The appeal would, therefore, be allowed and the case remitted to the High Court for a fresh decision of the reference after getting from the Tribunal a fuller statement of facts about this part of the case, whether the securities in question were a part of the trading assets held by the assessee in the course of its business as a banker.'
In Cocanda Radhaswami Bank Ltd. v. Commissioner of Income-tax Satyanarayana Raju J. opined in a very brief judgment, that interest on securities held by a bank as part of its trading assets can be set off under section 24(2) against business losses of earlier years which had been carried forward. It appears that the learned judge took into consideration the fact that, in the case of United Commercial Bank Ltd. the Supreme Court found it necessary to remit the case to the High Court for a fresh decision of the reference after getting from the Tribunal a fuller statement of facts whether the securities in question were a part of the trading assets held by the assessee in the course of the business as a banker. The view taken in the Andhra case contra-indicates that section 24(2) should be regarded as restricted to profits and gains assessable under section 10.
Another case, which was decided with reference to section 25(3) of the Act, also throws some light on the question before us. Notwithstanding some difference in language, that provision gives relief in certain cases of discontinued 'business, profession or vocation'. In Commissioner of Income-tax v. Chugandas & Co. (Securities) the Bombay High Court held that the interest on securities which formed part of the stock-in-trade of the assessees business was part of the income profits and gains of that business within the meaning of section 25(3) and the assessee was entitled to exemption from tax in respect thereof under that sub-section. This was affirmed in Commissioner of Income-tax v. Chugandas & Co. The Supreme Court considered the question at some length and took the view that the exemption granted to profits and gains from 'business, profession or vocation' was not retracted to profits and gains assessable under section 10 of the Act.

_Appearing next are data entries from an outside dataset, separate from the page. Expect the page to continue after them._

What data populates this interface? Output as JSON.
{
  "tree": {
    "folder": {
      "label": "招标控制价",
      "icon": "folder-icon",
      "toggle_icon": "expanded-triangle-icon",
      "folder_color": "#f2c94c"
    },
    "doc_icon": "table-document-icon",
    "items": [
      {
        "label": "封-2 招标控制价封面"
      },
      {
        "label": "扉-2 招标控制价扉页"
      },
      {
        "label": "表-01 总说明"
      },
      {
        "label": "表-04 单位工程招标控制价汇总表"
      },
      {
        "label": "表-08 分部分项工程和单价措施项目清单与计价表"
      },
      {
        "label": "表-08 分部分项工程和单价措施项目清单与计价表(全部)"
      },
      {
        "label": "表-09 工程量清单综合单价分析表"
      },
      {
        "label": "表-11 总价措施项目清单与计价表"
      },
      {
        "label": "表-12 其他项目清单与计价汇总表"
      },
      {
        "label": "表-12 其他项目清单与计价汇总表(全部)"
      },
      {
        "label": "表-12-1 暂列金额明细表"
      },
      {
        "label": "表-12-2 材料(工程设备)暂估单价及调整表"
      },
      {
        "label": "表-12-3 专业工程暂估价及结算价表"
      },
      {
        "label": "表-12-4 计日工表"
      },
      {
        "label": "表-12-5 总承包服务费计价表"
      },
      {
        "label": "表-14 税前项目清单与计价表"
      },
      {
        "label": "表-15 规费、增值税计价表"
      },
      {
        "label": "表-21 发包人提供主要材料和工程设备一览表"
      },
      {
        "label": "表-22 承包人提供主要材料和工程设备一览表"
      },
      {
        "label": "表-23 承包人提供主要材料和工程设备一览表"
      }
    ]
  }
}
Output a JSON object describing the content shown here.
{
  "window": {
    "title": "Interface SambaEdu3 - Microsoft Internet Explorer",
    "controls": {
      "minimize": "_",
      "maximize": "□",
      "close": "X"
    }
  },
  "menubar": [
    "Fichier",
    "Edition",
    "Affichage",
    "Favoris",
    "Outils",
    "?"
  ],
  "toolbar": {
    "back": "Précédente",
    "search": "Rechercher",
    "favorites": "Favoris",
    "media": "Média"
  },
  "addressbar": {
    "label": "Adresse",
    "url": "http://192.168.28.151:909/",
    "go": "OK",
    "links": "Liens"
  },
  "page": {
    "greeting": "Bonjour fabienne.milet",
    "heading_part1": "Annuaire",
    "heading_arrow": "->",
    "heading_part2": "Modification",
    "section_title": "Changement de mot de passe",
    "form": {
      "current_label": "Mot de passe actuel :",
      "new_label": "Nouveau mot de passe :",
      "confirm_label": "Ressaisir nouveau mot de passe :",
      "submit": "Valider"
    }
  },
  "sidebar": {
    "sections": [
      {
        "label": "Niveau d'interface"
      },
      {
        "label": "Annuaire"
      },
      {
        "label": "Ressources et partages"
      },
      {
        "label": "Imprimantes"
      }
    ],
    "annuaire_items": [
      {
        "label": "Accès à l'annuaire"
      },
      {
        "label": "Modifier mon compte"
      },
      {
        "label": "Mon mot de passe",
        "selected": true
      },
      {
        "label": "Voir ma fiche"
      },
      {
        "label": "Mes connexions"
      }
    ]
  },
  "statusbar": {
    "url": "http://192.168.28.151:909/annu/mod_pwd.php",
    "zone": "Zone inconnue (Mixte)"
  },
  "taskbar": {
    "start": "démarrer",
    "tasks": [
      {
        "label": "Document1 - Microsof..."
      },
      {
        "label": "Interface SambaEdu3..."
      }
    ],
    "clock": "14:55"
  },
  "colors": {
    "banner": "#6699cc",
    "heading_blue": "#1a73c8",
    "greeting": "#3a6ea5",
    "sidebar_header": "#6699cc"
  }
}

Shah. J., speaking for the court, further observed :
'It has also to be noticed that prior to the insertion of sub-section (1A) of section 12 by section 9 of the Finance Act, 1955, with effect from April 1, 1955, income from dividends was chargeable not under section 12 but under section 10, if the shares from which such income was received were the stock-in-trade of the assessee. The result of the insertion of section 12(1A) is that in respect of business in shares dividends received from the share were till March 31, 1955, regarded as profits and gains of business assessable to tax under section 10. After the enactment of the Finance Act of 1955, dividends became chargeable under section 12(1A) under the head income derived from other sources. Could it have been the intention of the legislature that dividend income of a business in respect of which tax was charged under the head income from shares under Act 7 of 1918 would not, after March 31, 1955, be entitled to the benefit of the exemption under section 25(3) merely because the head under which it was charged prior to the Finance Act of 1959 is now the head other sources ?'
Similar considerations, we think, ought to apply to the language employed in section 24(2).
For all these reasons, we are of opinion that the dividend income of Rs. 23, 302 arising in the assessment year 1956-57 can be set off against the business of the earlier assessment years which had been carried forward.
The department will bear its own costs and pay those incurred by the assessee. Hearing fee Rs. 100.